22/04/2026 – Il Decreto PNRR 2026 (DL 19/2024 e successive modifiche) è diventato ufficialmente legge dopo l’approvazione finale del Senato
Il Decreto PNRR 2026 (DL 19/2026, convertito in legge il 15 aprile 2026) è il provvedimento chiave per la fase finale del Piano Nazionale di Ripresa e Resilienza, volto a chiudere e consolidare gli obiettivi entro il 2026. Introduce importanti semplificazioni, misure per la transizione energetica, digitalizzazione delle imprese, riforme fiscali e modifiche al settore edilizio per garantire il pieno utilizzo dei fondi europei.
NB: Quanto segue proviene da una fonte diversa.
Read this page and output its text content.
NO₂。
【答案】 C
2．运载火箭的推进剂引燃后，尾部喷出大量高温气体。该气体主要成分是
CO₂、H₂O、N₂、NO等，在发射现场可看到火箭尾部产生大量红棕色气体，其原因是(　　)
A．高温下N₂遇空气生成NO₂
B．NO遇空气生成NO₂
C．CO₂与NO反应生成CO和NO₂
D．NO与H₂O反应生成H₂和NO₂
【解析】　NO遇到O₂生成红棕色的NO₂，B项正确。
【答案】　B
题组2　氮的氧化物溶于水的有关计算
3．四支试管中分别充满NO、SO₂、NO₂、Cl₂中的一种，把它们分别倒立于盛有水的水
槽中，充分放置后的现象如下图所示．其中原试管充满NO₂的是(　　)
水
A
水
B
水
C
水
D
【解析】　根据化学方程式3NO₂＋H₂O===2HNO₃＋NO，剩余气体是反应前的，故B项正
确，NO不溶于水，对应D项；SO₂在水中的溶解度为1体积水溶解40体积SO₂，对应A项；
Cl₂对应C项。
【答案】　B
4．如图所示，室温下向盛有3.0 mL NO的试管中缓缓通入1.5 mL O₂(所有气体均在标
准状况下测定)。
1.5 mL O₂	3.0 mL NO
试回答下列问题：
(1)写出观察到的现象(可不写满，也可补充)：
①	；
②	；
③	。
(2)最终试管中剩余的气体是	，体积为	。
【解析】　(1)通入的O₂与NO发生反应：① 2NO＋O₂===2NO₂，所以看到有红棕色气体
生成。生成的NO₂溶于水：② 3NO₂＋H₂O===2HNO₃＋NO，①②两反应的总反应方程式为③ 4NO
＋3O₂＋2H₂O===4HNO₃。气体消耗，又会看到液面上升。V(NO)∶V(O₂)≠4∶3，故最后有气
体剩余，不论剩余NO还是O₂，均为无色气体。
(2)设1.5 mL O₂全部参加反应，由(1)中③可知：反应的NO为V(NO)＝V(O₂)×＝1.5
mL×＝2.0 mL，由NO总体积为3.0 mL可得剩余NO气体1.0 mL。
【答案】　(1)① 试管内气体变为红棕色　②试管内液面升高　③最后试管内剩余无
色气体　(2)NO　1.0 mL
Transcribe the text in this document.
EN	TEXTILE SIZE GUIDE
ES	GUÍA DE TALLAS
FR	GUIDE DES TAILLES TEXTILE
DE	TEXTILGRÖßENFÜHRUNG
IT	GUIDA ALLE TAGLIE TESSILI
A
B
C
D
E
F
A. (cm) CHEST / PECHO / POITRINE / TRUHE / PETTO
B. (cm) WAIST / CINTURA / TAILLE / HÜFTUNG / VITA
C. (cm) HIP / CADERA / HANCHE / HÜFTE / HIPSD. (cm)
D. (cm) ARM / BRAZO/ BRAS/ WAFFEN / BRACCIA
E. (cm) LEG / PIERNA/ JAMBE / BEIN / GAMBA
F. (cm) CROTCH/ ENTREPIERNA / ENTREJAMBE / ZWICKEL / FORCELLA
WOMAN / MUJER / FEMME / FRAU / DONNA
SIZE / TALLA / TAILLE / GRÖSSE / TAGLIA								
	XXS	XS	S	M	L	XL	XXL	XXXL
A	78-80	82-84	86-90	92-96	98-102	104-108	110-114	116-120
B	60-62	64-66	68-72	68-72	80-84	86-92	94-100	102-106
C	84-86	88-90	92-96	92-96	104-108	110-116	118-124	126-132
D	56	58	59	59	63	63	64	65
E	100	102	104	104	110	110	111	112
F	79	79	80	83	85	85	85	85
Le innovazioni riguardano il reclutamento dei docenti precari, la mobilità del personale, il riordino dell’istruzione tecnica e la gestione del personale ATA.
Il decreto agisce sui vincitori del concorso straordinario 2020 (e altre procedure specifiche), permettendo il loro inserimento in elenchi regionali annuali per assunzioni a tempo indeterminato.
- Ogni candidato ha la possibilità di selezionare un’unica regione per iscriversi alle immissioni in ruolo.
- Si attribuisce priorità a chi sceglie la regione dove ha effettuato il concorso.
- L’inserimento avviene in base al punteggio conseguito nelle prove scritte e orali, seguendo l’ordine temporale dei concorsi.
- Se il candidato non viene assunto, ha l’opportunità di cambiare regione l’anno successivo al rinnovo degli elenchi.
Una delle novità più attese è la modifica delle assegnazioni provvisorie annuali. È stata reintrodotta la deroga ai vincoli di mobilità per il personale che ha bisogno di ricongiungersi a un genitore di età superiore ai 65 anni.
Questa disposizione amplia le tutele esistenti per la cura dei familiari, consentendo ai docenti “vincolati” di richiedere l’assegnazione provvisoria per prendersi cura di un genitore considerato “anziano” secondo il recente D. Lgs. 29/2024.
Il decreto presenta anche misure urgenti per la gestione del personale non docente e amministrativo, con rinvii e supporto alle scuole.
- L’introduzione della nuova figura professionale dell’operatore scolastico (prevista dal rinnovato ordinamento ATA) è stata posticipata all’anno scolastico 2027/2028.
- È stata estesa la durata operativa dei gruppi di lavoro per gestire i fondi del Piano fino al 2026/27, sebbene con una diminuzione del personale dedicato (da 100 a 70 unità).
- Sono destinati fondi per incarichi temporanei ATA fino al 30 giugno 2027 in alcune regioni specifiche.
Riforma degli Istituti Tecnici
La riforma è finalizzata a rendere la formazione tecnica più in linea con le esigenze del mercato del lavoro e le innovazioni di “Industria 4.0”.
Il nuovo ordinamento entrerà in vigore a partire dalle classi prime nell’anno scolastico 2026/2027.
Verrà adottato il nuovo Modello 4+2 e Campus, infatti la riforma prevede percorsi flessibili, opportunità di sperimentazioni quadriennali legate agli ITS Academy (modello 4+2) e la creazione di “campus” per favorire l’integrazione tra scuole e aziende.
È stato, inoltre, stabilito che non devono essere creati soprannumerari o esuberi di personale a seguito del riordino. Per calcolare il numero massimo di classi, il riferimento temporale è stato spostato all’anno scolastico 2024/2025.